Nous ne connaitrons pas l’issue du (des) recours collectif avant de nombreuses années. Chose certaine, cela entraine une publicité négative sur notre industrie. Ce n’est pas demain que le niveau de confiance envers la profession de commerçants de véhicules d’occasion va monter dans l’opinion publique. Comme je l’ai déjà écrit, ne nous méprenons pas. Il existe plusieurs commerçants de voitures d’occasion qui inspirent la confiance et qui font preuve de transparence. À ce jour, 13 membres de l’AMVOQ sont touchés par la demande de dépôt de recours collectif. Cela ne représente seulement que 1 % des membres.
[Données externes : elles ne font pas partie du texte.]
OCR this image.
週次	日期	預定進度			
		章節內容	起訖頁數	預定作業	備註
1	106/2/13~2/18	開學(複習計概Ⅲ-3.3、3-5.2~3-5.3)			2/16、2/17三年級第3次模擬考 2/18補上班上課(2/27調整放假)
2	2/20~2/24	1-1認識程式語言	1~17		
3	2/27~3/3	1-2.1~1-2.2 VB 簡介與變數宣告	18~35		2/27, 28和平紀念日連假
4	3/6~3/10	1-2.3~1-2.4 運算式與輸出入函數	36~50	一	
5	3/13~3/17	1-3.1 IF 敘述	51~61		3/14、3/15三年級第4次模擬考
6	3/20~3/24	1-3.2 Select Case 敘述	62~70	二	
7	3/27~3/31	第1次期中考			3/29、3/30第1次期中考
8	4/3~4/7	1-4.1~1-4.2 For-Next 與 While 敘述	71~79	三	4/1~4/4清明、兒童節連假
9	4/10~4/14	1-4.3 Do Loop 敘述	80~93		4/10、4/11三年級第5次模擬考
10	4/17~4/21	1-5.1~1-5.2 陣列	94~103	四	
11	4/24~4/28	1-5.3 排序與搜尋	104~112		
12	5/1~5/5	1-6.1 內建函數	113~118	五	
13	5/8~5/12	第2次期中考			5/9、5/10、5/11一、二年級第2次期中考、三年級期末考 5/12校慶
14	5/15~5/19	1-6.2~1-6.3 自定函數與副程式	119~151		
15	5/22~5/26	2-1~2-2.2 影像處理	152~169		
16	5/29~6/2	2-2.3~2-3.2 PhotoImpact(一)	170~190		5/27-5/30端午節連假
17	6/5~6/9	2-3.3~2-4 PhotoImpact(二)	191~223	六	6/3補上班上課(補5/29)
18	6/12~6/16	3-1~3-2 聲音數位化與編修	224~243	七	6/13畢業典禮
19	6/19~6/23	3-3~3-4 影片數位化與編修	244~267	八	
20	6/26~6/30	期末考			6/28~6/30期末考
Il devient plus que jamais important de réfléchir sur l’avenir de notre profession si nous voulons prospérer ou même survivre. Est-ce par une surveillance accrue des autorités réglementaires ? Est-ce par la diminution du nombre de joueurs ? Est-ce par une autoréglementation et une autodiscipline ? Il y a déjà eu des discussions entre les différents intervenants de l’industrie. On a envisagé de déterminer ensemble quel est notre avenir plutôt que de laisser les autorités réglementaires le faire à notre place. Jusqu’à maintenant, une telle initiative ne suscitait pas beaucoup d’appétit (on reste dans la cuisine ici…). Avec tous les bouleversements que nous vivons, est-ce que l’industrie est « mûre » pour un tel changement ? À vous de me le dire. De notre côté, nous allons certainement relancer le débat et j’espère que les gens à la table seront plus en appétit.
Avec tous ces propos, j’en oublie presque de vous souhaiter à tous, membres, partenaires et collègues, une belle période des Fêtes. Que la nouvelle année vous apporte prospérité, bonheur et surtout, la santé.